Summary: Four A-20G aircraft departed Daggett Army Airfield for Las Vegas on a cross country ferry flight. Just east of Silver Lake radio range, they encountered an unpredicted snow storm. Three of the aircraft turned around and headed back to Daggett AAF while the fourth crashed into a ridge, approximately 30 feet from the top.

So much snow had fallen during the storm that the A-20 remained lost until February 6th, about two weeks after it went missing. The aircraft had hit so hard that some parts were propelled over a half-mile. Because of the condition of the crash, investigators could make no reasonable determination why the plane crashed. They were able to determine that both engines were delivering power at the time of impact.

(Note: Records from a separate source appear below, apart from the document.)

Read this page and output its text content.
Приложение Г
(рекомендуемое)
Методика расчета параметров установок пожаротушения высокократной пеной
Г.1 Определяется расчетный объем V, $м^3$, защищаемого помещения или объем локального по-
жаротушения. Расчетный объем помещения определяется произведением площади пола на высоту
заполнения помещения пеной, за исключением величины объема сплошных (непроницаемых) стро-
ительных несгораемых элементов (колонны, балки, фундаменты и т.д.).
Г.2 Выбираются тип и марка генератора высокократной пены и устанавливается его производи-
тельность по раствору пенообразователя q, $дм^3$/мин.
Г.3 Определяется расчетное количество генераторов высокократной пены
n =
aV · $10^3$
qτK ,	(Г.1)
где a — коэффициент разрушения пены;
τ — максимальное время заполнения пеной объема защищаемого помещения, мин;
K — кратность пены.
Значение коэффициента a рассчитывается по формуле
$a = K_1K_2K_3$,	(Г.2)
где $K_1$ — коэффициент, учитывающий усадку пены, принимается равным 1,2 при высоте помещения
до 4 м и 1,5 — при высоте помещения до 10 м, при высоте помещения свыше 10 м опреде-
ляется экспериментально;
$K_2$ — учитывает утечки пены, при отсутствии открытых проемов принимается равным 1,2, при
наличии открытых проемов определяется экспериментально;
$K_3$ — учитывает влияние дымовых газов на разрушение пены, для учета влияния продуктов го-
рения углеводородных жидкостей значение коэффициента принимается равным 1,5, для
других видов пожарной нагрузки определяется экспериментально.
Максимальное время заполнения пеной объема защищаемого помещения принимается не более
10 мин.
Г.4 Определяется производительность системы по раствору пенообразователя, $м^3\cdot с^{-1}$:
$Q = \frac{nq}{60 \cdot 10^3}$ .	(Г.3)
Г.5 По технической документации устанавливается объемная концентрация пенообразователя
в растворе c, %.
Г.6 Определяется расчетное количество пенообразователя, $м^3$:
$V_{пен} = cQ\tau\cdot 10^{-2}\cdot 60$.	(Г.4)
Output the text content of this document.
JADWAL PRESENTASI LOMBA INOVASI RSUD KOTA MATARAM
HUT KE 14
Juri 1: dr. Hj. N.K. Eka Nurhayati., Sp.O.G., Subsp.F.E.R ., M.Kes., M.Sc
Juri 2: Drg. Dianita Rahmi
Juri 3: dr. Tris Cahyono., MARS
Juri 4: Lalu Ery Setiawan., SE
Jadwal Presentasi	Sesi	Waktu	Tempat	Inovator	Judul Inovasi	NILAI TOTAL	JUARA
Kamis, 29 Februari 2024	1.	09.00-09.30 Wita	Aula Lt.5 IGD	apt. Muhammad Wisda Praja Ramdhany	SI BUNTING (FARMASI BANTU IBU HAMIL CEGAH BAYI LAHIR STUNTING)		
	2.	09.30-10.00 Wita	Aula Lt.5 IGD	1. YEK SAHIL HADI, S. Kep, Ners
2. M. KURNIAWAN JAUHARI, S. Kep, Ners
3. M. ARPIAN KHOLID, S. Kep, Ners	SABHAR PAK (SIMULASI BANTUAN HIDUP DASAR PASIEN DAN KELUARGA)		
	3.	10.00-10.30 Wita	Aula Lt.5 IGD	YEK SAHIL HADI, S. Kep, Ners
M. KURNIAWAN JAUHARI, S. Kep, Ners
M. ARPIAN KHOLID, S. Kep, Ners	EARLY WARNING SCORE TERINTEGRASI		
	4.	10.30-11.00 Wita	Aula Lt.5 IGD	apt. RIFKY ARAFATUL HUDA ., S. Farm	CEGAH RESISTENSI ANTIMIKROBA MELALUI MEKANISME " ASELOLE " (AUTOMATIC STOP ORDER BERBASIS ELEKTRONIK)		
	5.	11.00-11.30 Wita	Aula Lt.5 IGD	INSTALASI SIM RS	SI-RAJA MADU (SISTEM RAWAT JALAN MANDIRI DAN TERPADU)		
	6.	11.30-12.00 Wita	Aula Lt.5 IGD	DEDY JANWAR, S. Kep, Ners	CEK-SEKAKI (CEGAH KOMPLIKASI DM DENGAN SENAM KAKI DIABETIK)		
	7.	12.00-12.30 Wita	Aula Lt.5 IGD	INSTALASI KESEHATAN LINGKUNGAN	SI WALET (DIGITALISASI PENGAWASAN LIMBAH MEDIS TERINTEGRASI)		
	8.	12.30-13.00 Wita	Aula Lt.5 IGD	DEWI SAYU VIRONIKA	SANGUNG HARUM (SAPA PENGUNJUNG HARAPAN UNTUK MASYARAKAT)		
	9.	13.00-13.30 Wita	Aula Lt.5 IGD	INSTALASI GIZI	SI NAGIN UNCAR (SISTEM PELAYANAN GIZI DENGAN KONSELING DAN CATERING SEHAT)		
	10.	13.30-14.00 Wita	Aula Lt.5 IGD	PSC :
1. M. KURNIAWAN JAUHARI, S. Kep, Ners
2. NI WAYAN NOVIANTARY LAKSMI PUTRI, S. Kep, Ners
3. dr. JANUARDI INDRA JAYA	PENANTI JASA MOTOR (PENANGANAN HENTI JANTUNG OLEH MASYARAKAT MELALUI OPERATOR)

It is unknown why Lt. Bud Smilanich did not turn around, but crash investigators believe he tried to fly contact under the very low cloud ceiling until he came into the mountain passes, where visibility dropped to zero.

The impact point. The A-20 crashed just to the left of the large shrub in the upper-middle of the photo- almost cleared the top. Standing at the impact point and looking into the valley from where the aircraft came. The main impact point. Most of the larger wreckage has been removed, including the landing gear and engines. A close up of the impact area.


A cylinder head with the valves. A bent exhaust manifold. The portion of heavy armor for the cockpit. A bomb shackle and heater for the electric flying suit.


Wing gas tanks, Landing gear component. Daggett Army Air Field, where Lt. Bud Smilanich had departed on that fateful flight in 1944. Many of the old WWII-era building still exist, although most are abandoned. I took this photo of the hangars in March, 2008. One of the 65 year old hangars had just collapsed a few weeks before.